In the statement released after Friday’s proceedings, IPOB said that in the cross‑appeal filed by the Nigerian government in response to Kanu’s appeal, the Federal Republic admitted that the Federal High Court presided over by Justice Omotosho convicted and sentenced Kanu without jurisdiction.

“The judgment delivered by Justice James Omotosho on 20 November 2025 has created a crisis far bigger than the fate of Onyendu Mazi Nnamdi Kanu. It has created a crisis of institutional credibility,” IPOB said.

“What makes the situation extraordinary is that the Federal Government itself has now supplied one of the most devastating pieces of evidence against the judgment,” the statement added.

“In its Cross‑Appeal as argued in the Brief of Argument filed today (Friday), the Respondent (Federal Republic of Nigeria) expressly admitted that James Omotosho J, ‘acted without jurisdiction’ when it imposed the sentence of life imprisonment instead of the death penalty,” IPOB continued.

“The Federal Government has effectively fired a cannon through the heart of the judgment it is simultaneously attempting to defend,” the group said.

A court either possesses jurisdiction throughout the proceedings or it does not. That principle has governed Nigerian law for decades, IPOB noted.

“If the trial court lacked jurisdiction to impose sentence, as the Federal Government now asserts, then the same trial court lacked jurisdiction to produce the conviction from which the sentence supposedly arose. The conviction and sentence are juridically inseparable. One cannot survive without the other,” IPOB said.

Alleging that the Federal Government has inadvertently turned itself into a witness against its own judgment, IPOB said the development poses a danger for the Nigerian judiciary.

It added, “Any attempt by the Court of Appeal to affirm the conviction while simultaneously accepting the Federal Government’s admission regarding jurisdiction would require the creation of an entirely new species of criminal jurisprudence unknown to Nigeria, unknown to the Commonwealth, and unknown to the common‑law world.”

“The court would effectively be saying that a trial court can lack jurisdiction and yet validly convict,” IPOB warned.

The separatist group stated that the Nigerian government has created a problem for itself in its alleged attempt to use the invocation of the death penalty to intimidate Kanu into renouncing Biafra restoration. “They instead shot themselves in the foot,” IPOB said.

Kanu and his lawyers had, in contesting Justice Omotosho’s judgment, insisted that the conviction was based on a repealed law.

With the commencement of the appeal, the group declared that the Nigerian judiciary is on trial.

The statement said, “today our leader and prophet filed the long‑awaited appeal following Omotosho’s conviction judgment. The issue before the Court of Appeal in the case of Onyendu Mazi Nnamdi Kanu is no longer merely about one man.”

“It is now about whether the Nigerian judicial system is prepared to remain a legal institution or whether it is prepared to openly repudiate its own foundational principles. Nigerian judiciary, from the Supreme Court to the lowest in the land is effectively on trial before the whole world starting from today.”
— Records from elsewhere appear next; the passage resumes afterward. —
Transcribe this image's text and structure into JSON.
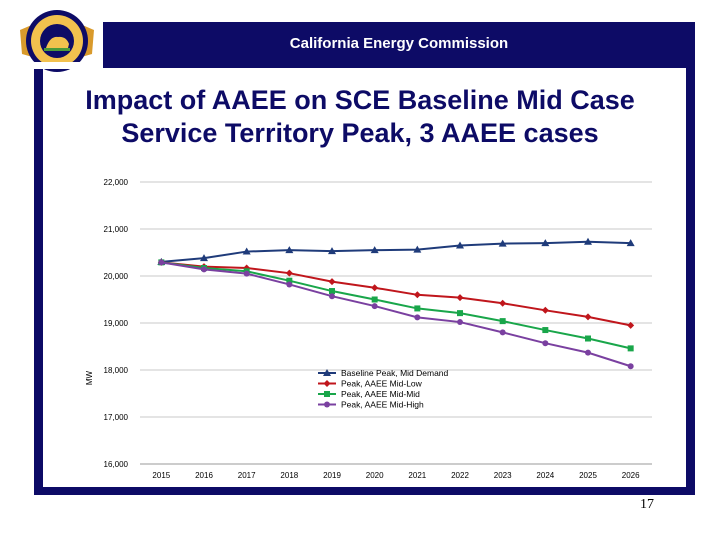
{
  "header": {
    "org_name": "California Energy Commission",
    "logo_text_top": "STATE OF CALIFORNIA",
    "logo_text_bottom": "ENERGY COMMISSION"
  },
  "slide": {
    "title_line1": "Impact of AAEE on SCE Baseline Mid Case",
    "title_line2": "Service Territory Peak, 3 AAEE cases",
    "page_number": "17"
  },
  "colors": {
    "brand_navy": "#0d0b66",
    "gridline": "#c8c8c8"
  },
  "chart_data": {
    "type": "line",
    "title": "",
    "xlabel": "",
    "ylabel": "MW",
    "x": [
      2015,
      2016,
      2017,
      2018,
      2019,
      2020,
      2021,
      2022,
      2023,
      2024,
      2025,
      2026
    ],
    "ylim": [
      16000,
      22000
    ],
    "yticks": [
      16000,
      17000,
      18000,
      19000,
      20000,
      21000,
      22000
    ],
    "ytick_labels": [
      "16,000",
      "17,000",
      "18,000",
      "19,000",
      "20,000",
      "21,000",
      "22,000"
    ],
    "grid": true,
    "legend_position": "center-right",
    "series": [
      {
        "name": "Baseline Peak, Mid Demand",
        "color": "#1f3b7a",
        "marker": "triangle",
        "values": [
          20300,
          20380,
          20520,
          20550,
          20530,
          20550,
          20560,
          20650,
          20690,
          20700,
          20730,
          20700
        ]
      },
      {
        "name": "Peak, AAEE Mid-Low",
        "color": "#c0161c",
        "marker": "diamond",
        "values": [
          20290,
          20200,
          20170,
          20060,
          19880,
          19750,
          19600,
          19540,
          19420,
          19270,
          19130,
          18950
        ]
      },
      {
        "name": "Peak, AAEE Mid-Mid",
        "color": "#19a64a",
        "marker": "square",
        "values": [
          20290,
          20170,
          20100,
          19900,
          19680,
          19500,
          19310,
          19210,
          19040,
          18850,
          18670,
          18460
        ]
      },
      {
        "name": "Peak, AAEE Mid-High",
        "color": "#7a40a0",
        "marker": "circle",
        "values": [
          20290,
          20140,
          20050,
          19820,
          19570,
          19360,
          19120,
          19020,
          18800,
          18570,
          18370,
          18080
        ]
      }
    ]
  }
}
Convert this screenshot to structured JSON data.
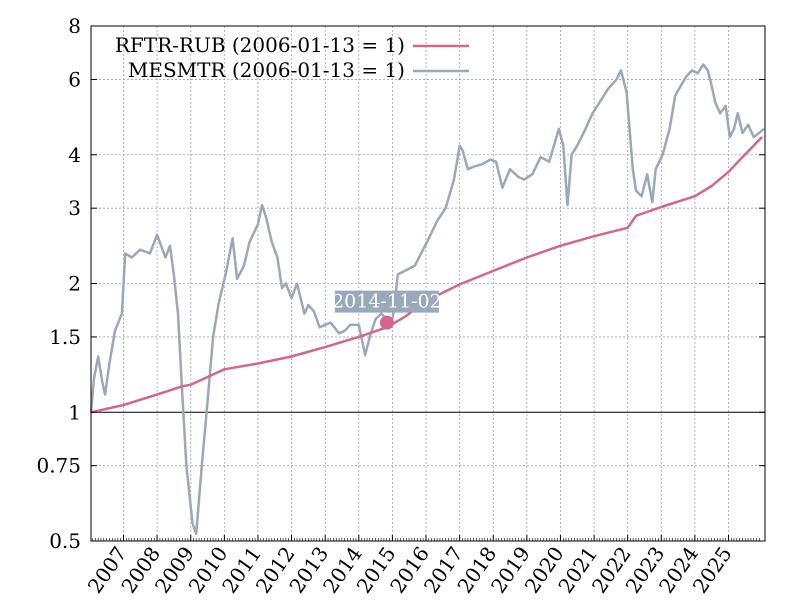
{
  "chart_data": {
    "type": "line",
    "title": "",
    "xlabel": "",
    "ylabel": "",
    "y_scale": "log",
    "ylim": [
      0.5,
      8
    ],
    "xlim": [
      "2006-01-13",
      "2026-02-01"
    ],
    "y_ticks": [
      {
        "value": 0.5,
        "label": "0.5"
      },
      {
        "value": 0.75,
        "label": "0.75"
      },
      {
        "value": 1,
        "label": "1"
      },
      {
        "value": 1.5,
        "label": "1.5"
      },
      {
        "value": 2,
        "label": "2"
      },
      {
        "value": 3,
        "label": "3"
      },
      {
        "value": 4,
        "label": "4"
      },
      {
        "value": 6,
        "label": "6"
      },
      {
        "value": 8,
        "label": "8"
      }
    ],
    "x_ticks": [
      "2007",
      "2008",
      "2009",
      "2010",
      "2011",
      "2012",
      "2013",
      "2014",
      "2015",
      "2016",
      "2017",
      "2018",
      "2019",
      "2020",
      "2021",
      "2022",
      "2023",
      "2024",
      "2025"
    ],
    "reference_line": 1,
    "grid": true,
    "legend_position": "top-left",
    "series": [
      {
        "name": "RFTR-RUB (2006-01-13 = 1)",
        "color": "#d4668c",
        "x": [
          "2006-01-13",
          "2007-01-01",
          "2008-01-01",
          "2008-10-01",
          "2009-01-01",
          "2009-06-01",
          "2010-01-01",
          "2011-01-01",
          "2012-01-01",
          "2013-01-01",
          "2014-01-01",
          "2014-11-02",
          "2015-06-01",
          "2016-01-01",
          "2017-01-01",
          "2018-01-01",
          "2019-01-01",
          "2020-01-01",
          "2021-01-01",
          "2022-01-01",
          "2022-04-01",
          "2023-01-01",
          "2024-01-01",
          "2024-07-01",
          "2025-01-01",
          "2025-06-01",
          "2026-01-01"
        ],
        "values": [
          1.0,
          1.04,
          1.1,
          1.15,
          1.16,
          1.2,
          1.26,
          1.3,
          1.35,
          1.42,
          1.5,
          1.58,
          1.68,
          1.82,
          1.99,
          2.14,
          2.3,
          2.45,
          2.58,
          2.7,
          2.88,
          3.02,
          3.2,
          3.38,
          3.65,
          3.95,
          4.4
        ]
      },
      {
        "name": "MESMTR (2006-01-13 = 1)",
        "color": "#9aa8bb",
        "x": [
          "2006-01-13",
          "2006-02-15",
          "2006-04-01",
          "2006-05-15",
          "2006-06-15",
          "2006-08-01",
          "2006-10-01",
          "2006-12-15",
          "2007-01-20",
          "2007-04-01",
          "2007-07-01",
          "2007-10-15",
          "2008-01-01",
          "2008-04-01",
          "2008-05-20",
          "2008-07-01",
          "2008-08-15",
          "2008-10-01",
          "2008-11-15",
          "2009-01-20",
          "2009-03-01",
          "2009-05-01",
          "2009-07-01",
          "2009-09-01",
          "2009-11-01",
          "2010-01-15",
          "2010-04-01",
          "2010-05-20",
          "2010-08-01",
          "2010-10-01",
          "2011-01-01",
          "2011-02-15",
          "2011-04-01",
          "2011-06-01",
          "2011-08-01",
          "2011-09-20",
          "2011-11-01",
          "2012-01-01",
          "2012-03-01",
          "2012-05-20",
          "2012-07-01",
          "2012-09-01",
          "2012-11-01",
          "2013-01-01",
          "2013-03-01",
          "2013-06-01",
          "2013-08-01",
          "2013-10-01",
          "2014-01-01",
          "2014-03-10",
          "2014-05-01",
          "2014-07-01",
          "2014-09-01",
          "2014-11-02",
          "2014-12-16",
          "2015-01-15",
          "2015-03-01",
          "2015-06-01",
          "2015-09-01",
          "2015-12-01",
          "2016-02-01",
          "2016-05-01",
          "2016-08-01",
          "2016-11-01",
          "2017-01-01",
          "2017-02-01",
          "2017-04-01",
          "2017-06-01",
          "2017-09-01",
          "2017-12-01",
          "2018-02-01",
          "2018-04-10",
          "2018-07-01",
          "2018-10-01",
          "2018-12-01",
          "2019-03-01",
          "2019-06-01",
          "2019-09-01",
          "2019-12-15",
          "2020-02-01",
          "2020-03-18",
          "2020-05-01",
          "2020-07-01",
          "2020-10-01",
          "2020-12-15",
          "2021-03-01",
          "2021-06-01",
          "2021-09-01",
          "2021-10-20",
          "2021-12-20",
          "2022-02-25",
          "2022-04-01",
          "2022-06-01",
          "2022-08-01",
          "2022-09-25",
          "2022-11-01",
          "2023-01-15",
          "2023-04-01",
          "2023-06-01",
          "2023-08-01",
          "2023-10-01",
          "2023-12-01",
          "2024-02-01",
          "2024-04-01",
          "2024-05-20",
          "2024-07-01",
          "2024-08-10",
          "2024-10-01",
          "2024-12-01",
          "2025-01-15",
          "2025-03-01",
          "2025-04-10",
          "2025-06-01",
          "2025-08-01",
          "2025-10-01",
          "2025-12-01",
          "2026-01-20"
        ],
        "values": [
          1.0,
          1.2,
          1.35,
          1.18,
          1.1,
          1.3,
          1.55,
          1.7,
          2.35,
          2.3,
          2.4,
          2.35,
          2.6,
          2.3,
          2.45,
          2.1,
          1.7,
          1.1,
          0.75,
          0.55,
          0.52,
          0.75,
          1.05,
          1.5,
          1.8,
          2.1,
          2.55,
          2.05,
          2.2,
          2.5,
          2.75,
          3.05,
          2.85,
          2.5,
          2.3,
          1.95,
          2.0,
          1.85,
          2.0,
          1.7,
          1.78,
          1.72,
          1.58,
          1.6,
          1.62,
          1.53,
          1.55,
          1.6,
          1.6,
          1.36,
          1.5,
          1.65,
          1.7,
          1.65,
          1.58,
          1.72,
          2.1,
          2.15,
          2.2,
          2.4,
          2.55,
          2.8,
          3.0,
          3.5,
          4.2,
          4.1,
          3.7,
          3.75,
          3.8,
          3.9,
          3.85,
          3.35,
          3.7,
          3.55,
          3.5,
          3.6,
          3.95,
          3.85,
          4.6,
          4.2,
          3.05,
          4.0,
          4.2,
          4.6,
          5.0,
          5.3,
          5.7,
          6.0,
          6.3,
          5.6,
          3.7,
          3.3,
          3.2,
          3.6,
          3.1,
          3.7,
          4.0,
          4.6,
          5.5,
          5.8,
          6.1,
          6.3,
          6.2,
          6.5,
          6.3,
          5.8,
          5.3,
          5.0,
          5.2,
          4.4,
          4.6,
          5.0,
          4.5,
          4.7,
          4.4,
          4.5,
          4.6
        ]
      }
    ],
    "annotation": {
      "x": "2014-11-02",
      "y": 1.62,
      "label": "2014-11-02"
    }
  }
}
According to IPOB, the appeal has assumed significance far beyond the immediate parties involved in the case – Nnamdi Kanu and the Nigerian government.

The statement added, “The Court of Appeal is no longer deciding merely whether Onyendu Mazi Nnamdi Kanu should be convicted. It is deciding whether long‑established principles of Nigerian criminal law still mean what they say.”

“It would have to explain how a conviction can stand when the trial judge himself acknowledged that without a written law there can be no conviction. TPAA was not a written law in force in Nigeria as at 20 November 2025.”

The Nigerian judiciary now stands at a crossroads. One path preserves the integrity of constitutional government. The other path requires the abandonment of principles repeatedly proclaimed by Nigerian courts over many decades, IPOB said.

The Federal Government has, in effect, informed the Court of Appeal that the trial court lacked jurisdiction. The question now becomes unavoidable: If the trial court lacked jurisdiction, what exactly is left to affirm?

IPOB called on all defenders of constitutionalism, both within Nigeria and internationally, to closely observe proceedings in the appeal.